FlipMD aims to address these issues with its new hiring platform by creating an online space entirely dedicated to physician career transformation. Hanson said doctors should think of the platform as a place they can rely on to help them change the trajectory of their careers, no matter what their specific goals are. Examples of these goals include moving to a new clinical role in a different geographic region, leaving a clinical practice for a chief medical officer role at a digital health startup, or taking on a consulting role at a biotech company to help pay off student loans.

“Because understaffing and physician burnout are such big issues, we’re offering a range of choices so people have access to crafting their own hybrid physician careers for the future,” Hanson said.

Doctors on the flipMD platform can also get paid to refer qualified candidates for positions. Henson said this feature greatly improves customers’ ability to quickly find the right candidate because “each doctor probably knows about 200 other doctors” who are more closely matched to the requirements of a job posting they may come across.

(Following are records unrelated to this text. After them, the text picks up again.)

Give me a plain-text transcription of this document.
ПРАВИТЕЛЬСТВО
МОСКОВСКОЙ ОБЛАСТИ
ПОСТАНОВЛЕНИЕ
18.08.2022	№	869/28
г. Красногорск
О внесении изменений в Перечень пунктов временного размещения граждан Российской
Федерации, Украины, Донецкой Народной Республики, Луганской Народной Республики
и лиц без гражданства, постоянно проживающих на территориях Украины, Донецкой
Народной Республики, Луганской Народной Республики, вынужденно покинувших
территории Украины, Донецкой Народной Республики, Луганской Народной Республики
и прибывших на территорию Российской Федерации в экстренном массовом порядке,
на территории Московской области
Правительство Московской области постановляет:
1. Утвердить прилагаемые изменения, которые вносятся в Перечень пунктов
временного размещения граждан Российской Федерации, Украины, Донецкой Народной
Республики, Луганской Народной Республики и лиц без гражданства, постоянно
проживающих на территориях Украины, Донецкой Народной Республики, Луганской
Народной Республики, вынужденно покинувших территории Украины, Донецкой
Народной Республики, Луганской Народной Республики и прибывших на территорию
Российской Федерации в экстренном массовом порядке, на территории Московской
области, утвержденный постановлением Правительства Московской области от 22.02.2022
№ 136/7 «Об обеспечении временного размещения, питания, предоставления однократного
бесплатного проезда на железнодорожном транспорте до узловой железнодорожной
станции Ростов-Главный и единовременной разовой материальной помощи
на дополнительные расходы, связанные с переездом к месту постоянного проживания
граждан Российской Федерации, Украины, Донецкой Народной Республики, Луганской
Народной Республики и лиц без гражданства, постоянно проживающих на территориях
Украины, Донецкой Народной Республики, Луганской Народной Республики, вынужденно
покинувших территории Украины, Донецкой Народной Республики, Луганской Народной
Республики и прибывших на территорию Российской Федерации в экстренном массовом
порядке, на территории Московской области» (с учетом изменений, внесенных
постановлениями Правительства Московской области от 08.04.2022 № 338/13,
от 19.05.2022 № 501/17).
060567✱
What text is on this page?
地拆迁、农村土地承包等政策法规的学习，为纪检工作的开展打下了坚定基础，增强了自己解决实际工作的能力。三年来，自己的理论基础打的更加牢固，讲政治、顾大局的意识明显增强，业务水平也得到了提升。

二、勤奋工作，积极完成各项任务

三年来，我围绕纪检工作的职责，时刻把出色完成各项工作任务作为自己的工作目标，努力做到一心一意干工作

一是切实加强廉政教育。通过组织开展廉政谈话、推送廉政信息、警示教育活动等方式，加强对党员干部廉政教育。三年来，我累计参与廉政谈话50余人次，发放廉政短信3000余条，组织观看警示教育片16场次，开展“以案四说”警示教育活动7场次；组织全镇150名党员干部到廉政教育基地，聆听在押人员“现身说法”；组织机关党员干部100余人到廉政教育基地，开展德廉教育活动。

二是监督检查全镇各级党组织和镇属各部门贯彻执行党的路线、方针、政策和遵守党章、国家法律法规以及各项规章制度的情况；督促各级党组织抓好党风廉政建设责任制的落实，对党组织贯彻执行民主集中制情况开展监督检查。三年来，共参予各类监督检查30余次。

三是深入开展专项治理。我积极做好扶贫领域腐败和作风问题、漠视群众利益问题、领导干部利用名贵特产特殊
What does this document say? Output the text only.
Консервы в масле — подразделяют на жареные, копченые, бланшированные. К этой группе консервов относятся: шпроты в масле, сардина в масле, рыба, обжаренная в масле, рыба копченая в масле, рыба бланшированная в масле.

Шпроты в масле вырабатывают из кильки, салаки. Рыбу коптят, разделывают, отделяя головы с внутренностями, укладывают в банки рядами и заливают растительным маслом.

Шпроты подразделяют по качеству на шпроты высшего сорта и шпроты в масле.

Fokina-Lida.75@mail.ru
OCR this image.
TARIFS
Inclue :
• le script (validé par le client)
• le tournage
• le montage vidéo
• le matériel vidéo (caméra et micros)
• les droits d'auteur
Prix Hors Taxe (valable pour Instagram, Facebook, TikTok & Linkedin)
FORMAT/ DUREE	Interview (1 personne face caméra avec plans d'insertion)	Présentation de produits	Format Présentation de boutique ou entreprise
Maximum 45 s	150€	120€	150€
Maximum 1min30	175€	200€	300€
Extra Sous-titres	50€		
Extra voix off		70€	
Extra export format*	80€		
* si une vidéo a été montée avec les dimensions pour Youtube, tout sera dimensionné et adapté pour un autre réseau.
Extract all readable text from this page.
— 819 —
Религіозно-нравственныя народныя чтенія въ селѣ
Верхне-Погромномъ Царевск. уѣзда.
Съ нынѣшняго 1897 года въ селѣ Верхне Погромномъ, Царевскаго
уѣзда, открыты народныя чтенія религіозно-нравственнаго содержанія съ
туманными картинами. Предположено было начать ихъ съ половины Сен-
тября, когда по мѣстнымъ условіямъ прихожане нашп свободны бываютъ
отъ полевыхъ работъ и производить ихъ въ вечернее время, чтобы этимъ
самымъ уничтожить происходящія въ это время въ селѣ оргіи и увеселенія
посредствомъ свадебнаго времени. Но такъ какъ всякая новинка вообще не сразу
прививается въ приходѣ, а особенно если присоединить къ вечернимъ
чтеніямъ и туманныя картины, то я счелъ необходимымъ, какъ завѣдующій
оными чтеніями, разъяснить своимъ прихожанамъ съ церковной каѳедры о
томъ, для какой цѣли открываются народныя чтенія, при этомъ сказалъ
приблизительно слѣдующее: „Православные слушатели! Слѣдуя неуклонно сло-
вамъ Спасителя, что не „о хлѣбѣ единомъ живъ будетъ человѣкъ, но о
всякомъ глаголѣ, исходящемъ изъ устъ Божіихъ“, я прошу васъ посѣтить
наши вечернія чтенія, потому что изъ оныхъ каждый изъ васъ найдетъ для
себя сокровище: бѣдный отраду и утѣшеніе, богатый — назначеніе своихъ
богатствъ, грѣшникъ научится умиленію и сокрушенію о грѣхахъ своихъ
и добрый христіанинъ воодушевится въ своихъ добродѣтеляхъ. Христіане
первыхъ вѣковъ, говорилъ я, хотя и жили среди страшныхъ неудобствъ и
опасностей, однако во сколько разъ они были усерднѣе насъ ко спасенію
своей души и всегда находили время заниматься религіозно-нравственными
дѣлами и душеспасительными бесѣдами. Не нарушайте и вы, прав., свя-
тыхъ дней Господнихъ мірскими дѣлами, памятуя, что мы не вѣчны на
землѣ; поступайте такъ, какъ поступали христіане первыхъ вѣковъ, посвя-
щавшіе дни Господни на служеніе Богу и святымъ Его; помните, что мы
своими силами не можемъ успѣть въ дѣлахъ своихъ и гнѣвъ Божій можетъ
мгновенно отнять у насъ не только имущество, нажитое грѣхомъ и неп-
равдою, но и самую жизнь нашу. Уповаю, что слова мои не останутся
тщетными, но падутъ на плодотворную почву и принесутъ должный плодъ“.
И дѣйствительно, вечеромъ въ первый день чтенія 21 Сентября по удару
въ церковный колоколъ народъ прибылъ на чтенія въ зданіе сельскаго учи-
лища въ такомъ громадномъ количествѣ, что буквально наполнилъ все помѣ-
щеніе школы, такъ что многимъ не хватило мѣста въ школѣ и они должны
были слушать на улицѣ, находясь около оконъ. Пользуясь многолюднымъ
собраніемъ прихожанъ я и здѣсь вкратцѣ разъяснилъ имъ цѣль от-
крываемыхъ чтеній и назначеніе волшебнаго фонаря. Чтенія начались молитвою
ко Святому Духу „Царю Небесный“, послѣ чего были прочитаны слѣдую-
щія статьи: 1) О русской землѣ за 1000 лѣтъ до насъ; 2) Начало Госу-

“We encourage the community to recommend candidates who are more qualified and more interested,” she said. “We do this in the hope of going straight to the needle in the haystack. I think the referral program is the secret sauce of the platform in many ways.”

FlipMD makes its money by charging its customers performance fees. Customers create a free account, post a job to be filled, and wait for flipMD doctors to apply for the role. They only pay flipMD if their position is filled on its platform.

However, these flat fees vary by customer. For example, a startup looking for a chief medical officer pays about $7,000, while a large hospital pays about $25,000. These fees are cheaper than those paid to traditional employers, which are typically 30-40% of the incoming hire’s salary, he said. Hanson.